Upon a closer look into cuda_muiltiply_const_ff_kernel.cu, there exists 5 different kernel functions to do the multiplication, where the default one,

 __global__ void
cuda_multiply_const_ff_kernel(const float* g_idata, float* g_odata,const int noutput_items,const float konst)

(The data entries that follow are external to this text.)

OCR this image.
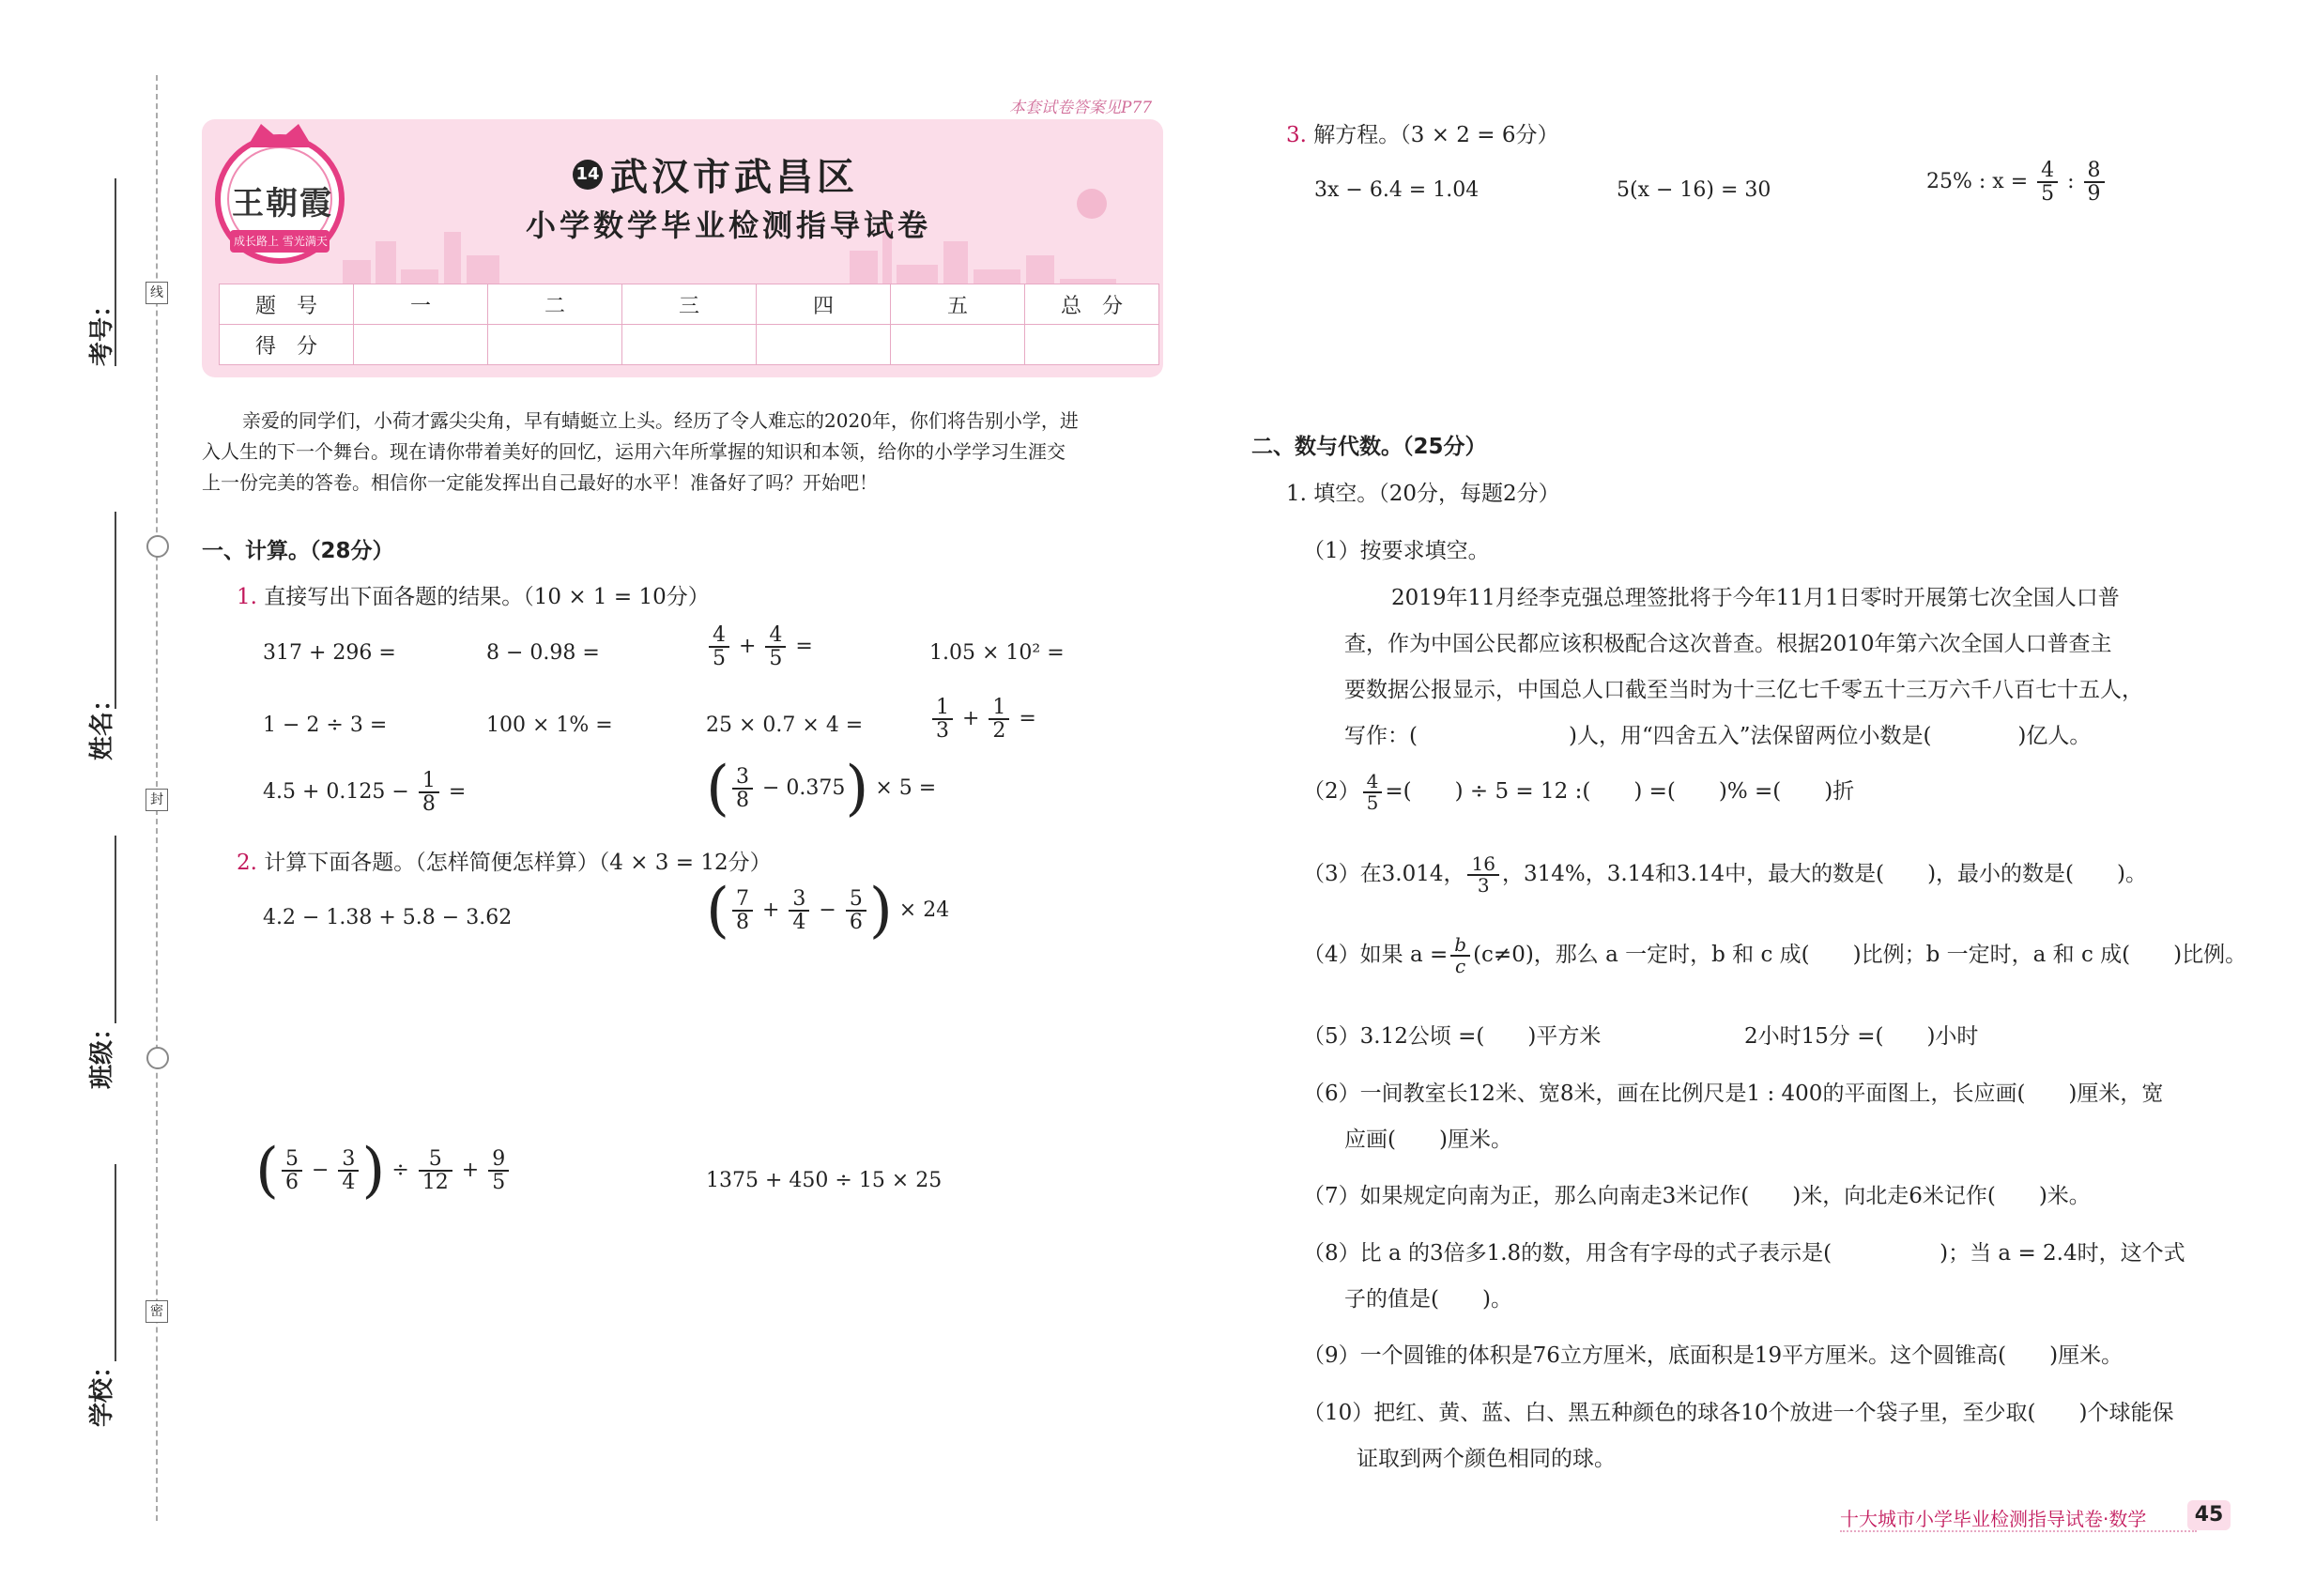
考号：
姓名：
班级：
学校：
线
封
密
本套试卷答案见P77
王朝霞
成长路上 雪光满天
14 武汉市武昌区
小学数学毕业检测指导试卷
题　号	一	二	三	四	五	总　分
得　分						
亲爱的同学们，小荷才露尖尖角，早有蜻蜓立上头。经历了令人难忘的2020年，你们将告别小学，进
入人生的下一个舞台。现在请你带着美好的回忆，运用六年所掌握的知识和本领，给你的小学学习生涯交
上一份完美的答卷。相信你一定能发挥出自己最好的水平！准备好了吗？开始吧！
一、计算。（28分）
1. 直接写出下面各题的结果。（10 × 1 = 10分）
317 + 296 =	8 − 0.98 =	$\frac{4}{5} + \frac{4}{5}$ =	1.05 × 10² =
1 − 2 ÷ 3 =	100 × 1% =	25 × 0.7 × 4 =	$\frac{1}{3} + \frac{1}{2}$ =
$4.5 + 0.125 - \frac{1}{8}$ =	( $\frac{3}{8} - 0.375) \times 5$ =
2. 计算下面各题。（怎样简便怎样算）（4 × 3 = 12分）
4.2 − 1.38 + 5.8 − 3.62	( $\frac{7}{8} + \frac{3}{4} - \frac{5}{6}$ ) × 24
( $\frac{5}{6} - \frac{3}{4}$ ) ÷ $\frac{5}{12} + \frac{9}{5}$	1375 + 450 ÷ 15 × 25
3. 解方程。（3 × 2 = 6分）
3x − 6.4 = 1.04	5(x − 16) = 30	25% : $x = \frac{4}{5}$ : $\frac{8}{9}$
二、数与代数。（25分）
1. 填空。（20分，每题2分）
（1）按要求填空。
2019年11月经李克强总理签批将于今年11月1日零时开展第七次全国人口普
查，作为中国公民都应该积极配合这次普查。根据2010年第六次全国人口普查主
要数据公报显示，中国总人口截至当时为十三亿七千零五十三万六千八百七十五人，
写作：(　　　　　　　)人，用“四舍五入”法保留两位小数是(　　　　)亿人。
$(2) \frac{4}{5}$ =(　　) ÷ 5 = 12 :(　　) =(　　)% =(　　)折
（3）在3.014， $\frac{16}{3}$ ，314%，3.14和3.14中，最大的数是(　　)，最小的数是(　　)。
（4）如果 $a = \frac{b}{c} (c\ne 0)$，那么 a 一定时，b 和 c 成(　　)比例；b 一定时，a 和 c 成(　　)比例。
（5）3.12公顷 =(　　)平方米	2小时15分 =(　　)小时
（6）一间教室长12米、宽8米，画在比例尺是1 : 400的平面图上，长应画(　　)厘米，宽
应画(　　)厘米。
（7）如果规定向南为正，那么向南走3米记作(　　)米，向北走6米记作(　　)米。
（8）比 a 的3倍多1.8的数，用含有字母的式子表示是(　　　　　)；当 a = 2.4时，这个式
子的值是(　　)。
（9）一个圆锥的体积是76立方厘米，底面积是19平方厘米。这个圆锥高(　　)厘米。
（10）把红、黄、蓝、白、黑五种颜色的球各10个放进一个袋子里，至少取(　　)个球能保
证取到两个颜色相同的球。
十大城市小学毕业检测指导试卷·数学	45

is completely blank. But regardless, nobody calls these kernel functions. Then, in the same file, which is called by cuda_multiply_const_ff.cc, in this function

get_cuda_multiply_const_ff_kernel_params ( cuda_multiply_const_ff_kernel_params *params )
  int result=0;
  //const unsigned int max_num_threads_per_block  = MAX_NUM_THREADS_ALL;   //can use the maximum number of threads if wanted
  //unsigned int max_num_blocks         = MAX_NUM_BLOCKS_ALL;

  unsigned int num_blocks=4096 ;// = gridDim.x;                                 //NUM_CUDABLOCKS          
  unsigned int num_threads_per_block=512;//  = blockDim.x;                     //NUM_THREADS;
  unsigned int num_outputs_per_block=num_threads_per_block;

  const unsigned int num_outputs_per_grid= num_outputs_per_block*num_blocks;  //(blockDim.x)*gridDim.x
  size_t dynamic_shared_mem_size = 0;//256*sizeof(float);//0;//num_threads_per_block*sizeof(gr_complex);
  dim3  griddim( num_blocks, 1, 1);
  dim3  threaddim( num_threads_per_block, 1, 1);


  //Now you can do the kernel invocation like this:
  //cuda_multiply_const_ff_filter_kernel<<< params->griddim, params->threaddim, params->dynamic_shared_mem_size >>>(g_idata, g_odata,  params->num_outputs_padded*X,konst);
  return result;

The kernel invocation is completely commented out! The result is initialized as 0 at the top and returns it. All the work in between to specify and allocate thread, block sizes does not seem to matter. Not sure why this code exists this way, did someone make an edit or did Martin specifically commented out the kernel invocation? Is this suppose to be this way? I don't see how this can be a proper benchmarking if it seems that we just test about allocating threads and blocks on the device and memory access times, but really don't do any computation.
I am probably way off here, doesnt make any sense......someone please clarify!